Itay Glick (below, right), chief executive of Israel-based Votiro, told iTWire in response to queries that there was a difference between between using old technology and applying bad security practices. This was after iTWire pointed to published evidence that Deloitte was using rather old technology.
The news of the Deloitte breach came to light on 25 September when The Guardian published a detailed report. The company is yet to make a public statement even though the breach is said to have occurred last year and discovered in March this year.
"While I can’t say with certainty what technology and solutions they were (and are) using, I can say that their security practices are outdated and need to improve," Glick said. "As with similar mega breaches that happened during 2017, bad security practices paved the way for attackers rather than sophisticated exploits."
"I don’t have specific details (other than what has been reported online) of the attack," Glick told iTWire. "If the reports are accurate and the attackers got in using stolen administrator credentials, it makes no difference if the platform was of Microsoft, Google, Amazon etc. Stolen credentials will work anywhere (assuming no 2FA is applied, which happens to be the case)."

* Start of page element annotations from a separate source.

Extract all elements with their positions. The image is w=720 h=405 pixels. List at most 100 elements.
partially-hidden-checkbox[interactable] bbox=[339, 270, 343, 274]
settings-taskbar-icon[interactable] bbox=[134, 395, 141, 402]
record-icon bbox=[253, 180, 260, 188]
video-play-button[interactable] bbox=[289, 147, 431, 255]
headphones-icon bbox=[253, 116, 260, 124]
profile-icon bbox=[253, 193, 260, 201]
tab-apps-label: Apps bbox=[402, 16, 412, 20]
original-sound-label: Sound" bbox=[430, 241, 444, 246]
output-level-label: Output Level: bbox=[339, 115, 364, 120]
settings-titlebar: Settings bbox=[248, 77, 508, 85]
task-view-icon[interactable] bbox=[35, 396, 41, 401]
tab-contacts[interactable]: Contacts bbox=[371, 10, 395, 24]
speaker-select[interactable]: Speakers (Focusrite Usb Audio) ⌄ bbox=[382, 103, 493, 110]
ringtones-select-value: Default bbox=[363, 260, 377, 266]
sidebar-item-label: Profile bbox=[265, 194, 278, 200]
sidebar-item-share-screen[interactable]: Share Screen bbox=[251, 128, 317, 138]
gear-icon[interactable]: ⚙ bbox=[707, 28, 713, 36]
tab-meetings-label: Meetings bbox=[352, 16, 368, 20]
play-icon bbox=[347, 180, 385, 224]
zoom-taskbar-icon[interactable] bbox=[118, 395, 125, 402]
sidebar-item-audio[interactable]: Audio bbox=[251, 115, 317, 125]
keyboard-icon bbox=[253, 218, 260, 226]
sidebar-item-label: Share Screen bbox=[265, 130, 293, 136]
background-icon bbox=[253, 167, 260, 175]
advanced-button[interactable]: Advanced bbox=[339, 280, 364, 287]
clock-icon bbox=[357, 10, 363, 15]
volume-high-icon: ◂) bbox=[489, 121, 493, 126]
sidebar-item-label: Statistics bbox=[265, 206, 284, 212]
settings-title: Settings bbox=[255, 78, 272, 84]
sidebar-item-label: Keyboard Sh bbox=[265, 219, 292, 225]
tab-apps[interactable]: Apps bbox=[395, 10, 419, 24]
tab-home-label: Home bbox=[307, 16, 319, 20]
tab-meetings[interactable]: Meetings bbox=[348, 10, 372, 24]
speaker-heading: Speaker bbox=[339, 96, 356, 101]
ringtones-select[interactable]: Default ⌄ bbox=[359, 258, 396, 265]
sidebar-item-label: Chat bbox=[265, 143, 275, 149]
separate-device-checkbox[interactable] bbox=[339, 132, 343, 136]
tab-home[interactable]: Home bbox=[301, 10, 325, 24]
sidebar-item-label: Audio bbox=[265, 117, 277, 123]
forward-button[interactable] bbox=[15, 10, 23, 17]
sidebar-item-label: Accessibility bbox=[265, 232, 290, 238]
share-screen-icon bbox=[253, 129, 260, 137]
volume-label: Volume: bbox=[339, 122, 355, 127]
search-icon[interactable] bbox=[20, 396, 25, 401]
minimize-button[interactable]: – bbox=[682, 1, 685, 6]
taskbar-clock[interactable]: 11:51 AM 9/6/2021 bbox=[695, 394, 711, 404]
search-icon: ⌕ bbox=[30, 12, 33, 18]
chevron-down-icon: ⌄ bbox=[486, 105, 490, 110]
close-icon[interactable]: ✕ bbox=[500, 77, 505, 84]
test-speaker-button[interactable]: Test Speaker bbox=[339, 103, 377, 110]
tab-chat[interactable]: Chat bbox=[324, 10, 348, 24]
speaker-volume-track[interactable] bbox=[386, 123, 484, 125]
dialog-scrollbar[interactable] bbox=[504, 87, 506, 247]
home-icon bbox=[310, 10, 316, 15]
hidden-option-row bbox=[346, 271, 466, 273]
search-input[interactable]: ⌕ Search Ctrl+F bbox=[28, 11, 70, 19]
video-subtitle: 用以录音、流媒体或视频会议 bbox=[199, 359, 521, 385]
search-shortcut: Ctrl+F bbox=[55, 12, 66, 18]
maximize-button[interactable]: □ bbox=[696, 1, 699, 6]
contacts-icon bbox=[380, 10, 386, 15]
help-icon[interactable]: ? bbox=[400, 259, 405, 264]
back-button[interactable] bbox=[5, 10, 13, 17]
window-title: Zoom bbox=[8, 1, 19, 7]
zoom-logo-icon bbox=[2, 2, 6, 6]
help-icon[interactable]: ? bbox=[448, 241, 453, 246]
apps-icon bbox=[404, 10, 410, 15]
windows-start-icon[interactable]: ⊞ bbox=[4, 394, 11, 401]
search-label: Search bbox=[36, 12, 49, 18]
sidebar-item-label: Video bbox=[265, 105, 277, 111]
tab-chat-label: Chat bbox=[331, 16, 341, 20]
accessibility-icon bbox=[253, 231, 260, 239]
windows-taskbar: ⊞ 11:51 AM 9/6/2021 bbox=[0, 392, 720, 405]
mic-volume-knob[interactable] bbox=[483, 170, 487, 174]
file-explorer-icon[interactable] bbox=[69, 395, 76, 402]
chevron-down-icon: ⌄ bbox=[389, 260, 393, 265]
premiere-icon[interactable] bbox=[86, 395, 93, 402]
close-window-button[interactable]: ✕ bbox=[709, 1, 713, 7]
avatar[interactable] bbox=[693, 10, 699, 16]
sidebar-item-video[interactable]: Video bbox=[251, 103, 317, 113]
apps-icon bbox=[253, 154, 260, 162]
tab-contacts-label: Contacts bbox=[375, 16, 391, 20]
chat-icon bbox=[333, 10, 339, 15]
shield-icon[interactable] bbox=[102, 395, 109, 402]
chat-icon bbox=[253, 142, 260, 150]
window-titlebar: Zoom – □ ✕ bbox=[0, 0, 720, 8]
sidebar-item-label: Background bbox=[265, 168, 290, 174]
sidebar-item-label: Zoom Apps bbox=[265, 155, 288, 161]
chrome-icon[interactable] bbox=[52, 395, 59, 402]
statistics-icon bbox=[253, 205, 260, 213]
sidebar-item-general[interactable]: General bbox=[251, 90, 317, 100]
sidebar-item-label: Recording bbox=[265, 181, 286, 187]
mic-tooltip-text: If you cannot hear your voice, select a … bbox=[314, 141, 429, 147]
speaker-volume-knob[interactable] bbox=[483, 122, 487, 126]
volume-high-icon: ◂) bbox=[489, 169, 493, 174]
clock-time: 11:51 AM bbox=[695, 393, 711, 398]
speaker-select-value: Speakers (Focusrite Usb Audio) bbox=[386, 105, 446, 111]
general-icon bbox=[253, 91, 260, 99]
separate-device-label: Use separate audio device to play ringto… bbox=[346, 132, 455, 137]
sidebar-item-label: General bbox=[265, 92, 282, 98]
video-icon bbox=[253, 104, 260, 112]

But he was quick to agree that Deloitte's apparent policy of remaining close-mouthed about the breach was not the way to tackle such an incident.
"In my view, public disclosure is the best way to deal with these types of things," said Glick whose company has been in business for the last seven years and counts a number of big global businesses among its clients.

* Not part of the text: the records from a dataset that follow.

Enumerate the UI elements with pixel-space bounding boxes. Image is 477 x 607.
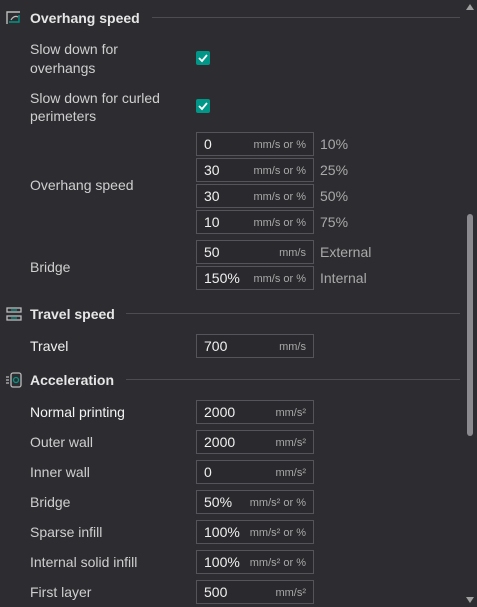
sparse-infill-accel-field[interactable]: 100% mm/s² or % (196, 520, 314, 544)
checkmark-icon (198, 102, 208, 111)
overhang-pct-label: 50% (320, 188, 349, 204)
accel-row-label: Bridge (30, 494, 71, 510)
field-unit: mm/s (279, 247, 306, 259)
bridge-external-field[interactable]: 50 mm/s (196, 240, 314, 264)
field-unit: mm/s² (275, 437, 306, 449)
field-unit: mm/s or % (253, 273, 306, 285)
travel-icon (6, 307, 22, 321)
slow-down-curled-label: Slow down for curled (30, 90, 160, 106)
field-value: 700 (204, 338, 228, 354)
overhang-icon (6, 11, 20, 24)
field-unit: mm/s or % (253, 217, 306, 229)
inner-wall-accel-field[interactable]: 0 mm/s² (196, 460, 314, 484)
acceleration-icon (6, 372, 22, 388)
bridge-internal-field[interactable]: 150% mm/s or % (196, 266, 314, 290)
field-unit: mm/s² or % (249, 527, 306, 539)
field-value: 50% (204, 494, 233, 510)
section-title: Overhang speed (30, 10, 140, 26)
field-value: 10 (204, 214, 220, 230)
field-value: 0 (204, 464, 212, 480)
slow-down-overhangs-label-line2: overhangs (30, 60, 96, 76)
overhang-pct-label: 10% (320, 136, 349, 152)
accel-row-label: Internal solid infill (30, 554, 138, 570)
first-layer-accel-field[interactable]: 500 mm/s² (196, 580, 314, 604)
field-value: 2000 (204, 404, 236, 420)
section-title: Acceleration (30, 372, 115, 388)
accel-row-label: Normal printing (30, 404, 125, 420)
checkmark-icon (198, 54, 208, 63)
field-value: 100% (204, 524, 240, 540)
travel-label: Travel (30, 338, 69, 354)
bridge-internal-label: Internal (320, 270, 367, 286)
overhang-speed-50-field[interactable]: 30 mm/s or % (196, 184, 314, 208)
bridge-speed-label: Bridge (30, 259, 71, 275)
field-unit: mm/s² or % (249, 557, 306, 569)
accel-row-label: First layer (30, 584, 92, 600)
overhang-speed-10-field[interactable]: 0 mm/s or % (196, 132, 314, 156)
overhang-speed-75-field[interactable]: 10 mm/s or % (196, 210, 314, 234)
field-unit: mm/s² or % (249, 497, 306, 509)
accel-row-label: Sparse infill (30, 524, 103, 540)
field-value: 50 (204, 244, 220, 260)
field-unit: mm/s² (275, 587, 306, 599)
internal-solid-infill-accel-field[interactable]: 100% mm/s² or % (196, 550, 314, 574)
divider (152, 17, 460, 18)
field-value: 0 (204, 136, 212, 152)
overhang-pct-label: 75% (320, 214, 349, 230)
normal-printing-accel-field[interactable]: 2000 mm/s² (196, 400, 314, 424)
bridge-accel-field[interactable]: 50% mm/s² or % (196, 490, 314, 514)
section-title: Travel speed (30, 306, 115, 322)
section-acceleration: Acceleration (0, 369, 460, 391)
overhang-speed-25-field[interactable]: 30 mm/s or % (196, 158, 314, 182)
field-unit: mm/s or % (253, 191, 306, 203)
accel-row-label: Inner wall (30, 464, 90, 480)
field-value: 500 (204, 584, 228, 600)
bridge-external-label: External (320, 244, 372, 260)
section-overhang-speed: Overhang speed (0, 7, 460, 29)
field-value: 100% (204, 554, 240, 570)
scrollbar-thumb[interactable] (467, 214, 473, 436)
field-value: 2000 (204, 434, 236, 450)
field-value: 30 (204, 162, 220, 178)
divider (126, 313, 460, 314)
field-unit: mm/s² (275, 467, 306, 479)
slow-down-curled-label-line2: perimeters (30, 108, 97, 124)
slow-down-curled-checkbox[interactable] (196, 99, 210, 113)
accel-row-label: Outer wall (30, 434, 94, 450)
overhang-pct-label: 25% (320, 162, 349, 178)
slow-down-overhangs-label: Slow down for (30, 41, 118, 57)
field-unit: mm/s or % (253, 139, 306, 151)
field-unit: mm/s or % (253, 165, 306, 177)
overhang-speed-label: Overhang speed (30, 177, 134, 193)
field-value: 150% (204, 270, 240, 286)
outer-wall-accel-field[interactable]: 2000 mm/s² (196, 430, 314, 454)
divider (126, 379, 460, 380)
field-value: 30 (204, 188, 220, 204)
field-unit: mm/s (279, 341, 306, 353)
section-travel-speed: Travel speed (0, 303, 460, 325)
scroll-up-arrow-icon[interactable] (466, 4, 474, 10)
travel-speed-field[interactable]: 700 mm/s (196, 334, 314, 358)
scroll-down-arrow-icon[interactable] (466, 597, 474, 603)
slow-down-overhangs-checkbox[interactable] (196, 51, 210, 65)
field-unit: mm/s² (275, 407, 306, 419)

"When important things are left in the dark, it usually implies that there is something to hide. When it’s regarding customer data and private information that has been leaked, more secrets cannot do any good."
He said iTWire's assertion that customers were likely to be tied to the firm not merely due to the quality of its business solutions would not hold good when it came to matters of trust.

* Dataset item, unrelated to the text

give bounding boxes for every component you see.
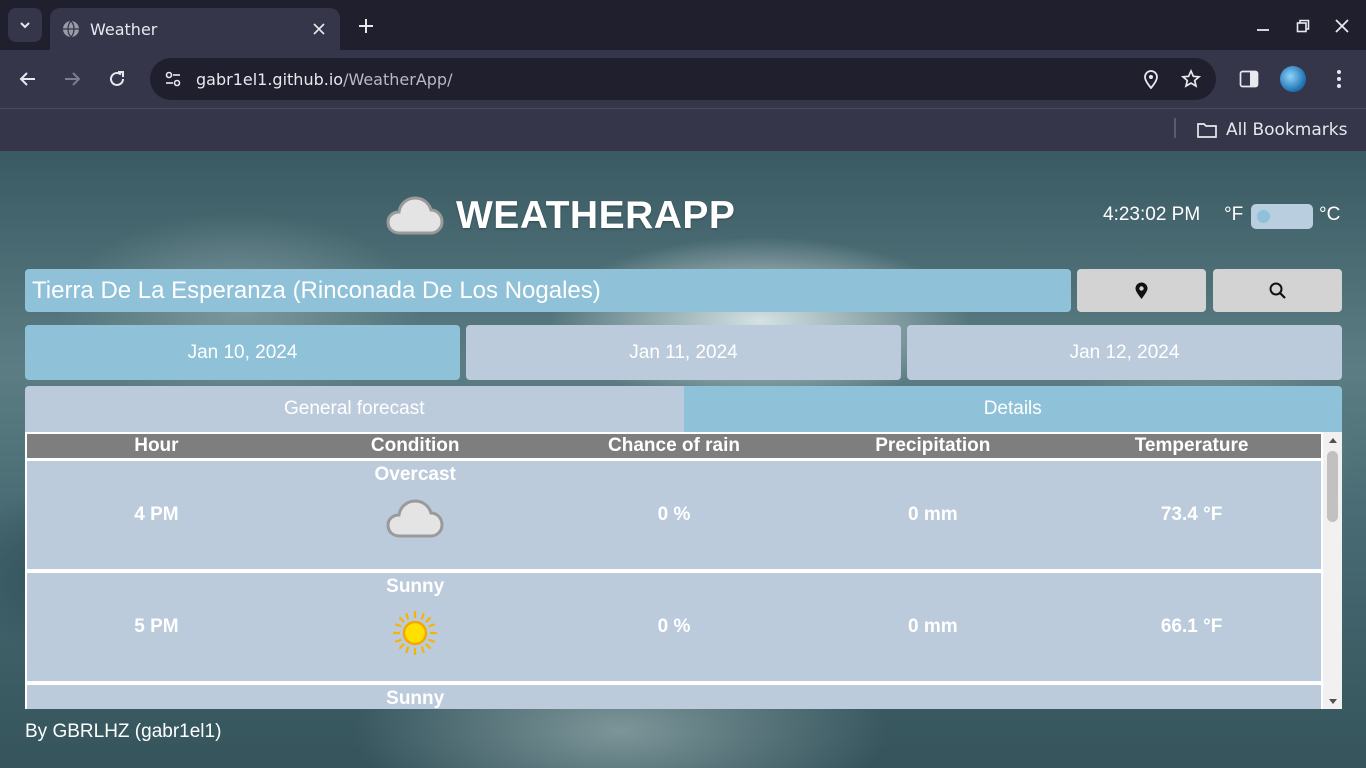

"As with anything else that requires trust – once it has been eroded, so will customer confidence in the company. Would you keep your money in a bank that’s been known to have security issues? Would you go to a doctor that’s been known to have hygiene problems?" Glick asked.
It was pointed out to Glick that in some Deloitte offices, the ports 445 and 139, common points of attack in Microsoft systems, were exposed to the Internet, and this did not seem to suggest that Deloitte knew a great deal about security.
His response was that security is a matter of actions. "They might know a great deal about security, but they've done very little to make sure they and their vast amount of data are safe, and so it backfired," he said.
"The tip is, which applies to everyone from private people to corporations, don’t wait on security. Most will try to get things going and deal with security later on, but the problem is that often once things are up and running, people will move on to the next item on the list and never deal with security issues."
Glick said security was an ongoing process of staying on top of things, and knowing what hardware, firmware and software were in use, updating and patching regularly and staying up-to-date with current events.
"Embracing the warm feeling of 'it won’t happen to me' is a risk, and the bigger you are the more you have to lose."